The words resonate with me almost 40 years later: “You did not workout today did you?”.
In 1981, At 16 years old, I had started going to the gym to rehab my shoulder and strengthen my body to play ice hockey. I had already had a few bumps and bruises, was almost 6ft 2” but, predictably my muscles had not caught up to my growth! I needed to get stronger if I wanted to keep playing at higher levels, and boy I wanted to play at higher levels! (that is another story for another day!)
What Mom said to me that day has stuck with me since. She noticed the difference in my mood on workout days vs non workout days. Enough to let me know.
My time at the gym led me to a part time job there. Doing fitness assessments and onboarding for new members/exercisers. It allowed me to build my knowledge, experience and confidence in a physical activity setting, and gave me another physical outlet (in addition to hockey) that allowed me to focus at school (my membership was now free as I worked there!)
When it came time to make a decision what to study in university, I had 2 choices: Commerce/Business or Physical Education. The former I was good at, the latter I was curious about. My dad was a teacher, and my role model, so I thought teaching and physical activity would be a good pursuit. So, that is what I did. (My dad, by the way, was the one who suggest that I follow my passion. A very wise man indeed as that advice has always stayed with me)

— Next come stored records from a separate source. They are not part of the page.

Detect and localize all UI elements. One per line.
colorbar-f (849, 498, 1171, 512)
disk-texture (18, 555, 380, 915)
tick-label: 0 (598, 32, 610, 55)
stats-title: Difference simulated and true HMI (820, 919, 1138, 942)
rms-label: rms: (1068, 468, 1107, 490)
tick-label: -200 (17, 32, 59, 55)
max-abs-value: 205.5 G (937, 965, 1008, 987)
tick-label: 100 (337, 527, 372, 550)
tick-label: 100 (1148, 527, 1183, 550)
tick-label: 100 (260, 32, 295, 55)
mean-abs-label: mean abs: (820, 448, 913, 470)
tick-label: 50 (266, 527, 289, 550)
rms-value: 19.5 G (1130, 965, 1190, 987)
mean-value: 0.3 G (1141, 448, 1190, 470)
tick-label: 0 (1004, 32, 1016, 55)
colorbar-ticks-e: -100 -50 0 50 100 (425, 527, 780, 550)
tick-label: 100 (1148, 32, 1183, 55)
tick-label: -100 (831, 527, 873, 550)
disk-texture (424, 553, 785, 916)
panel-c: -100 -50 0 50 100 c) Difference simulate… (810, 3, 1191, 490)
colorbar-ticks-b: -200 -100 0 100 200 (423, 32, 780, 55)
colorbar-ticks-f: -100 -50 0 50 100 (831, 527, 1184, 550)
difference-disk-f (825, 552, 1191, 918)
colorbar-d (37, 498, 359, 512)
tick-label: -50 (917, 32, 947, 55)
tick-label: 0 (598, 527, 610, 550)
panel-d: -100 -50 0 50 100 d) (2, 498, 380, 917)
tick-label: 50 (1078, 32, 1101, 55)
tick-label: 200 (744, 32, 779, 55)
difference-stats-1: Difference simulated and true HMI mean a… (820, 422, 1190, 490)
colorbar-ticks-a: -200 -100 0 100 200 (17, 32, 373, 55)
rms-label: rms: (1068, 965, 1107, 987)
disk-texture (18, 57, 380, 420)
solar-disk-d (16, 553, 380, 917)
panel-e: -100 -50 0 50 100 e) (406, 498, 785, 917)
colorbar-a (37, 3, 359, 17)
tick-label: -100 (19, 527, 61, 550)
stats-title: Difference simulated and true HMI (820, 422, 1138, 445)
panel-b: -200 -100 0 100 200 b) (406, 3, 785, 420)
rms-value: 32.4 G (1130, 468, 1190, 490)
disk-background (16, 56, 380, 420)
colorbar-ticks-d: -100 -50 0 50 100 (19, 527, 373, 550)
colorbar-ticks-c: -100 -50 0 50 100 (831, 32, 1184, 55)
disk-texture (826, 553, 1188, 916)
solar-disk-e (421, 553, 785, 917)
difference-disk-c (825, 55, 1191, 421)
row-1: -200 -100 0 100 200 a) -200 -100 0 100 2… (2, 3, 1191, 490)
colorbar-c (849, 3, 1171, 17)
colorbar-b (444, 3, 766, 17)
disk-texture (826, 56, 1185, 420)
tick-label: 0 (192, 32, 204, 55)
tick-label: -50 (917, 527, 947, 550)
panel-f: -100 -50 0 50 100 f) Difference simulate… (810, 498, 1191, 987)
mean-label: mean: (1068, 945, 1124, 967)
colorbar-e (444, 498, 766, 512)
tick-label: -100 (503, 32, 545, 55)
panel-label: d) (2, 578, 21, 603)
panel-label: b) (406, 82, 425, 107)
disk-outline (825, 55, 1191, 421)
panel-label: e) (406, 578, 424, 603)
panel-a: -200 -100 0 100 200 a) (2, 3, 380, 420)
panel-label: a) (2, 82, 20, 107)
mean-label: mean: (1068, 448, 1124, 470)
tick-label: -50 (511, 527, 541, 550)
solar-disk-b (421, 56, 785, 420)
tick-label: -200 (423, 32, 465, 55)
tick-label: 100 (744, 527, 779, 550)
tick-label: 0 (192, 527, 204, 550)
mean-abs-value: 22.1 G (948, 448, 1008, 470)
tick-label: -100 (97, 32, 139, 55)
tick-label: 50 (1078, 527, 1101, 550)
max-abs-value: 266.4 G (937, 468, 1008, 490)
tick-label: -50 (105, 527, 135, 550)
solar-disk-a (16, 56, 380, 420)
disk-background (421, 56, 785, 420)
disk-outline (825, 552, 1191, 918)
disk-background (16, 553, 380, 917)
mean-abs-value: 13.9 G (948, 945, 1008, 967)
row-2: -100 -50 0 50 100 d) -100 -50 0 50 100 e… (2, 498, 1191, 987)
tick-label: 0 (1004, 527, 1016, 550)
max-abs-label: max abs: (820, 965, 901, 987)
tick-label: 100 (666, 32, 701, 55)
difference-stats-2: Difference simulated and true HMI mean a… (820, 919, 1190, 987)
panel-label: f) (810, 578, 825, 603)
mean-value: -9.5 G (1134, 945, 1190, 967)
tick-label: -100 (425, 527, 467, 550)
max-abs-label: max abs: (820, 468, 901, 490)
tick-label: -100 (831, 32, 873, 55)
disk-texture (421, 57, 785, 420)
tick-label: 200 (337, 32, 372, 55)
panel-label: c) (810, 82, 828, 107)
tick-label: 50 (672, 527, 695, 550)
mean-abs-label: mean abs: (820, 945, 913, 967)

I got my undergraduate and graduate degrees in Physical Education from McGill University. I studied topics like exercise physiology and the movement sciences. I learned about sports skills and the methodology around teaching and coaching. That included the science of regular exercise and the impact it had on the body and the brain. My career path was locked in. I was going to apply all my learning as a teacher in the schools!

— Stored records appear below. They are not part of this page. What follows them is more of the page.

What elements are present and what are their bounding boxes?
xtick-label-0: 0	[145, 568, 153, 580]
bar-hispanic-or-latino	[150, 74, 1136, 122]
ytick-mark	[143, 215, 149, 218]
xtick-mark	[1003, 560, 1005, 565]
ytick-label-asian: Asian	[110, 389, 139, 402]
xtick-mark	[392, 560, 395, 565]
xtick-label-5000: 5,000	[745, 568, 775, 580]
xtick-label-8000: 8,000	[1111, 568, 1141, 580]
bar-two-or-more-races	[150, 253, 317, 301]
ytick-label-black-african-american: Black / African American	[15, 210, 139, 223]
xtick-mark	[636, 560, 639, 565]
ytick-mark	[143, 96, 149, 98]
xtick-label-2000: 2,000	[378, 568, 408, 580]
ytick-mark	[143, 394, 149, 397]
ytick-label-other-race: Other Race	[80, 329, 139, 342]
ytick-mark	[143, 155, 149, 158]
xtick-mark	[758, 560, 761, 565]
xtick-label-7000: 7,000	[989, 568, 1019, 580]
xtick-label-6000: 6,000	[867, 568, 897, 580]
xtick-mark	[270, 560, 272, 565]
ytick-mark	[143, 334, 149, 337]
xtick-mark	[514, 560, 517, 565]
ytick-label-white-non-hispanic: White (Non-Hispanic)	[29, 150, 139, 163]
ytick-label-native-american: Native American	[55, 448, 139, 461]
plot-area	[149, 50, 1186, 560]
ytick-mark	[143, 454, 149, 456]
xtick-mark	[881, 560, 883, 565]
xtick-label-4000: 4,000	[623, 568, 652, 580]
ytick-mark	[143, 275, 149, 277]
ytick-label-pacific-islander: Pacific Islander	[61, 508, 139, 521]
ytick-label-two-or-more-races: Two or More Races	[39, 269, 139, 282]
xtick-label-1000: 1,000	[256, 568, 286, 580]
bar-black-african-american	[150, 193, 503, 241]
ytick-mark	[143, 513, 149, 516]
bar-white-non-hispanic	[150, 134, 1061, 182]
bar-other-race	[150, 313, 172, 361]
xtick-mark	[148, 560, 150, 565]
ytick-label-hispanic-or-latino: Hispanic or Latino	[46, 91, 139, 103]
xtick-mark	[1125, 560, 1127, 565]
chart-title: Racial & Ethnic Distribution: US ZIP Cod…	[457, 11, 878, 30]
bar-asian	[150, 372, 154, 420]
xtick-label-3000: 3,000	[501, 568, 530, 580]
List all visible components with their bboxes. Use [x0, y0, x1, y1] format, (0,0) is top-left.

I coached and taught for 8 years at all grade levels. All in a position of leadership around physical activity. Some friends from university introduced me at that time to the love of my life, mother of my son, and partner for the last 31 years.
Once I stopped competitive hockey in university, I continued to play different sports well into adulthood. Volleyball, golf, slow pitch, basketball, skiing, cycling and mountain biking, flag football and eventually back to hockey. Physical activity was always a staple to my ways. It was always a part of my life. A big part. Oh yes, and I went to the gym regularly.

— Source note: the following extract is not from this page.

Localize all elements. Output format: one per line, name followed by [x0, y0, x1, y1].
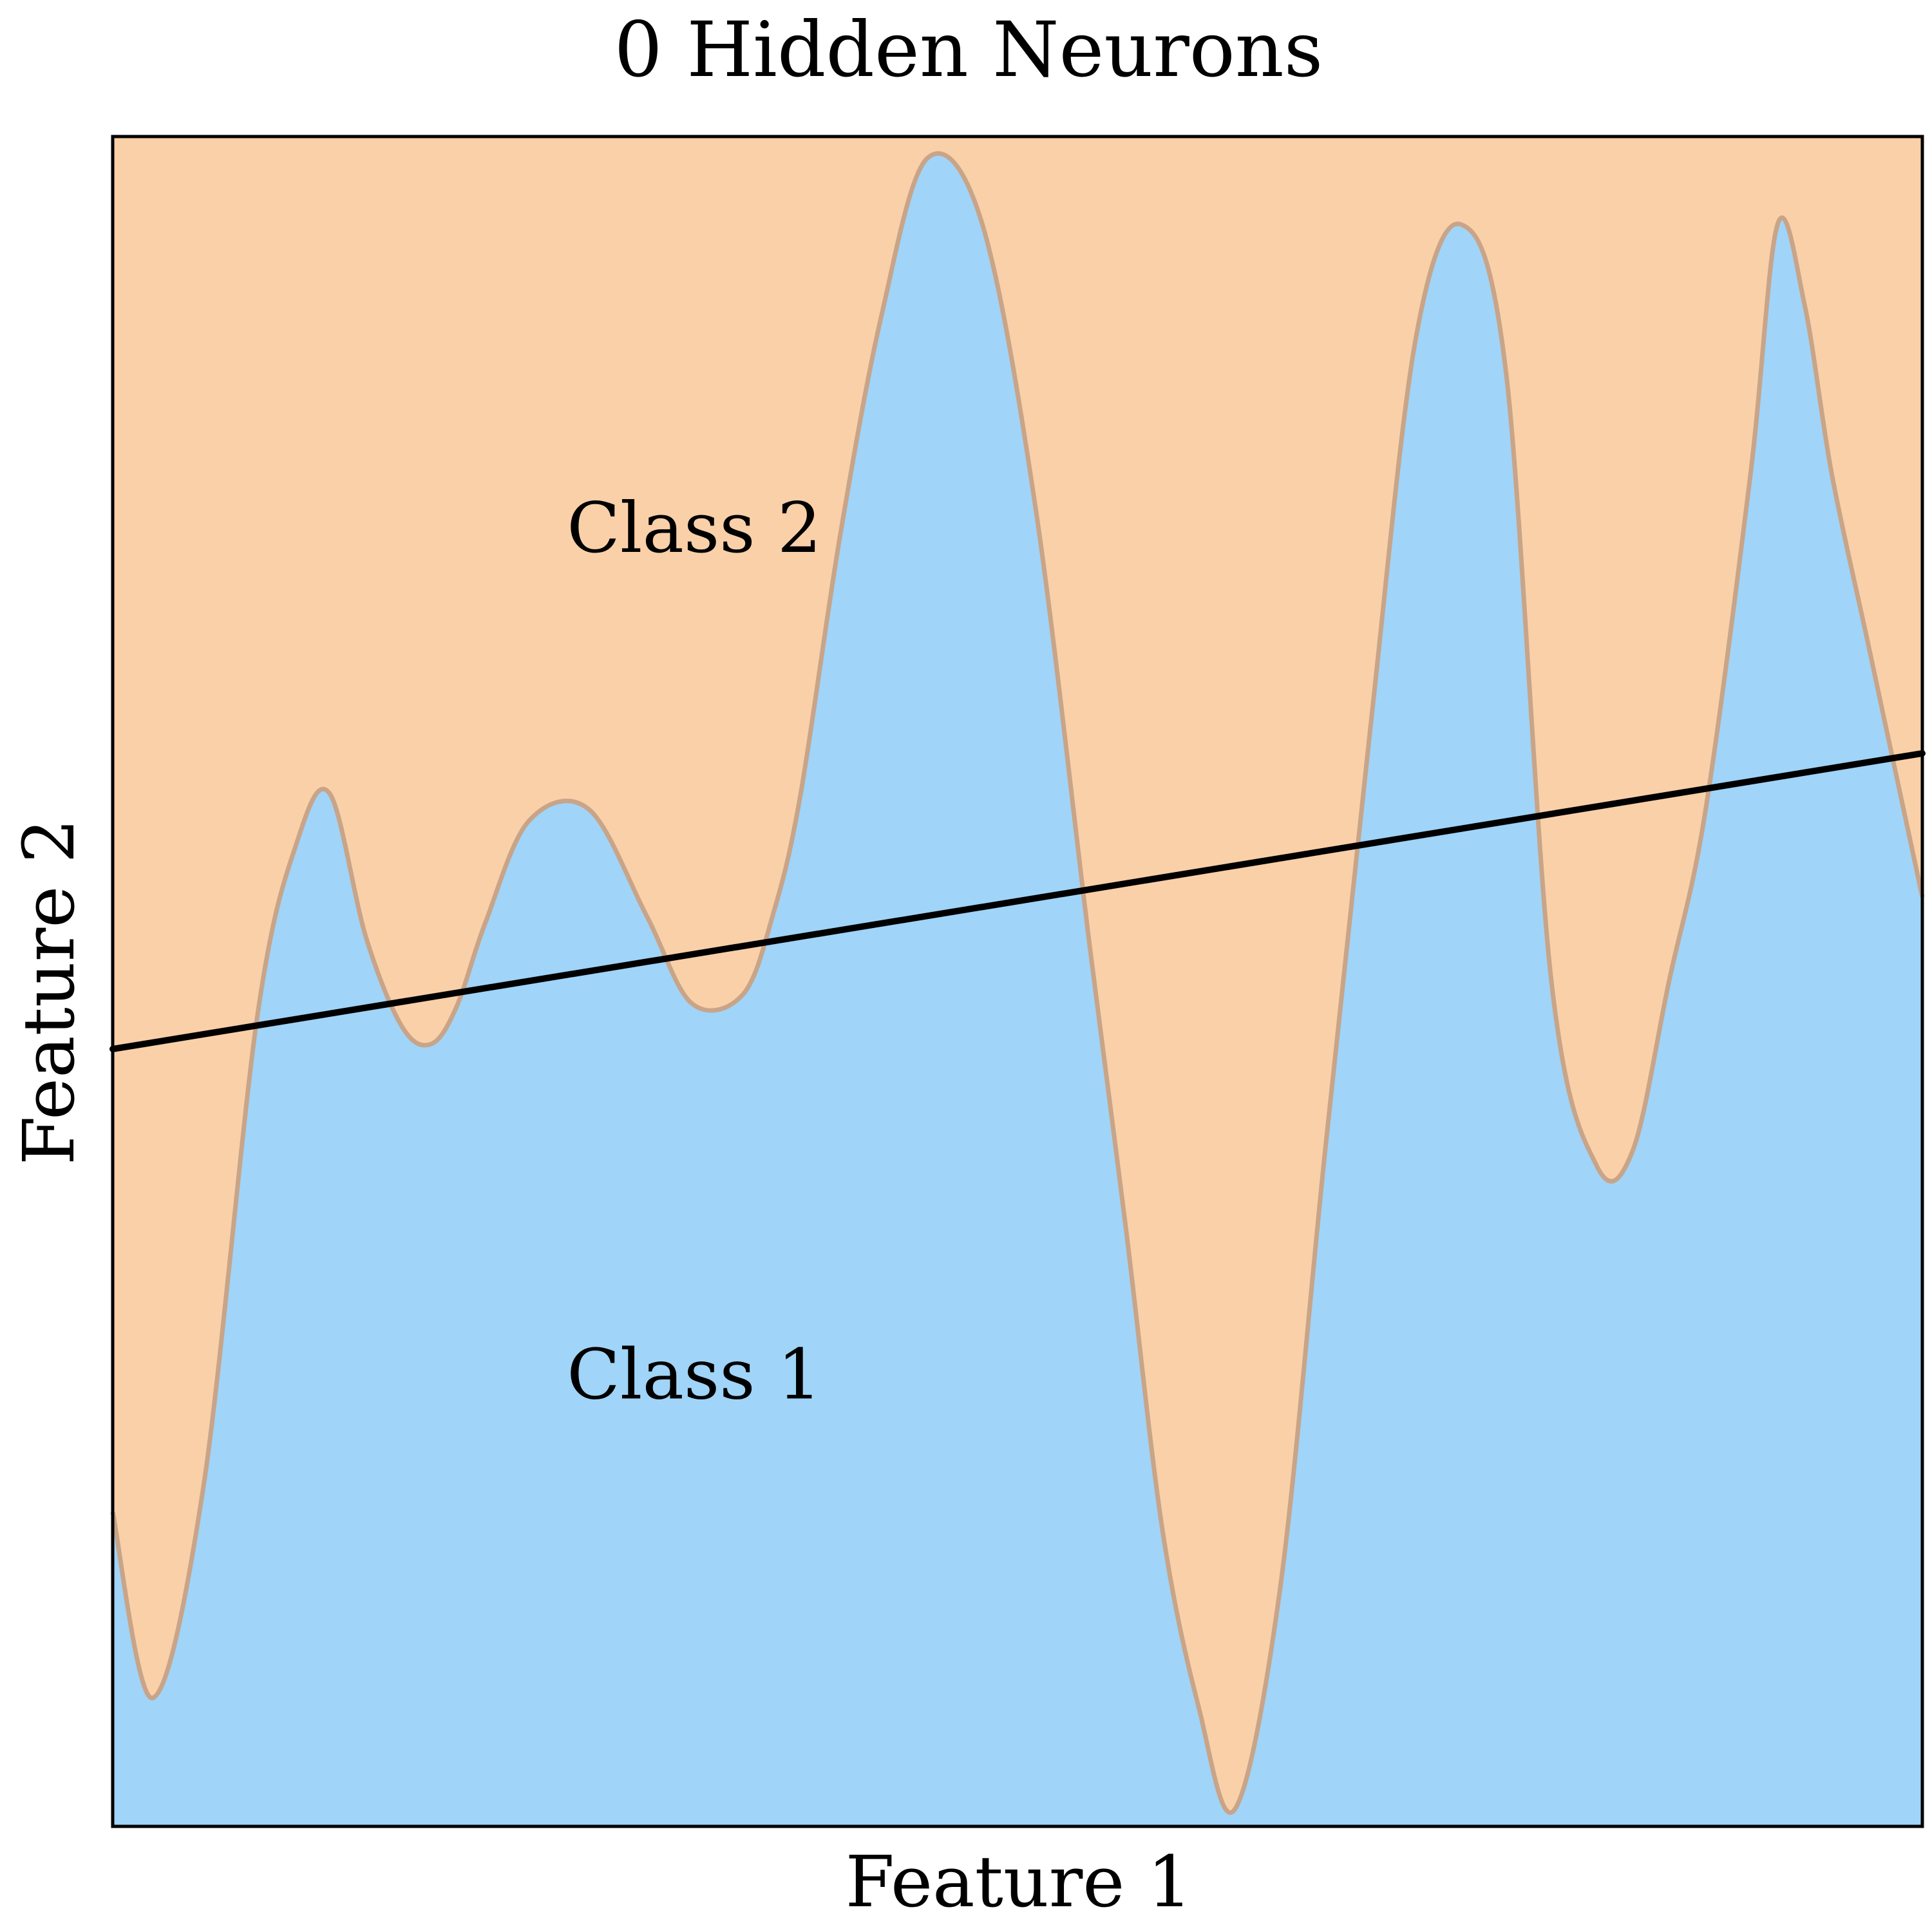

There was a feeling after being active that I could not duplicate any other way. When I was not active, my mood was not the same, neither was my patience or focus or ability to get things done. My energy levels changed and my addictive personality focused on less constructive outlets. I am very grateful that I have had the wisdom to recognize the power activity had on my life. I also thank my mother who reminded my and help me light the bulb!
The activities also allowed me to be a kid again. To revisit a time where all I did was play outside. Every sport and activity imaginable from hide and seek to tackle football to 1-2 hour bike rides (as a mode of transportation). To play. To develop social skills. When got my first full time teaching job a few hours from home, playing in the rec basketball league allowed me to meet a ton of new people.
The post activity time turned into my best thinking time and most productive time. It is when I planned my lessons and planned my practices. Planned my next career and live moves.
My teaching time was a real joy. Teaching young people skill development, and seeing their eyes light up and their bodies adapt to the new activities.
The only frustration was the imposed reduction in physical education time for students. This was the mid 90’s and government, at the time, felt PE, like the arts, home economics, car shop and music were expendable. Budgets were cut. Instead of daily PE, students now only had gym class 1x per week. The demand for the good ole’ gym teacher was declining. I was offered other subjects I could teach. I was not as passionate about that possibility.
I don’t think future generations have been too keen on that either. Since the mid 1990’s we have seen a horrible impact on lack of activity in our youth.
The decline in PE teaching opportunities led me to explore other options. I got a temporary position as intercollegiate sports coordinator for the college for Dawson College in Montreal. Loved that job, as I worked with student athletes and coaches, organizing all the behind the scenes work to give them their competitive opportunities. But that was a replacement position, and ended after 1 year.
I answered an ad in the paper for a commercial fitness equipment sales representative for a new company in the area. They offered the job to the guy with no sales experience. The compensation was all commission, and I think I was the only applicant who would take that gig. It was the summer and I figured if I did not like after a couple of months, I could go back to teaching.
Selling exercise equipment led to long hours and low pay as I learned the ins and outs of the business. But I still had my connection to physical activity.
The more I performed, the better I got paid. “Wow” moment. Over the next few years, I performed well.
After a few years that led to new territories and markets and management and ownership opportunities. Management and ownership gave me a new teaching platform and a business education like no other. (I ended up getting that business education after all!)
While this was happening, we had our son, and yes, he developed his own interest in sports and activity. And yes, I coached many of his teams growing up.
Now in my 50’s, and on the “back nine”, I still very involved in fitness. My passion for fitness and active living has opened doors and led to a great career in the equipment and education side. Still a teacher, but a very different classroom.
As a father, husband, businessman and coach, I have had to find ways to stay active through a busy lifestyle over the years.
I always prioritized physical activity, because I knew I was different without it. I was not the person I wanted to be without it. I made decisions I did not like without activity in my life.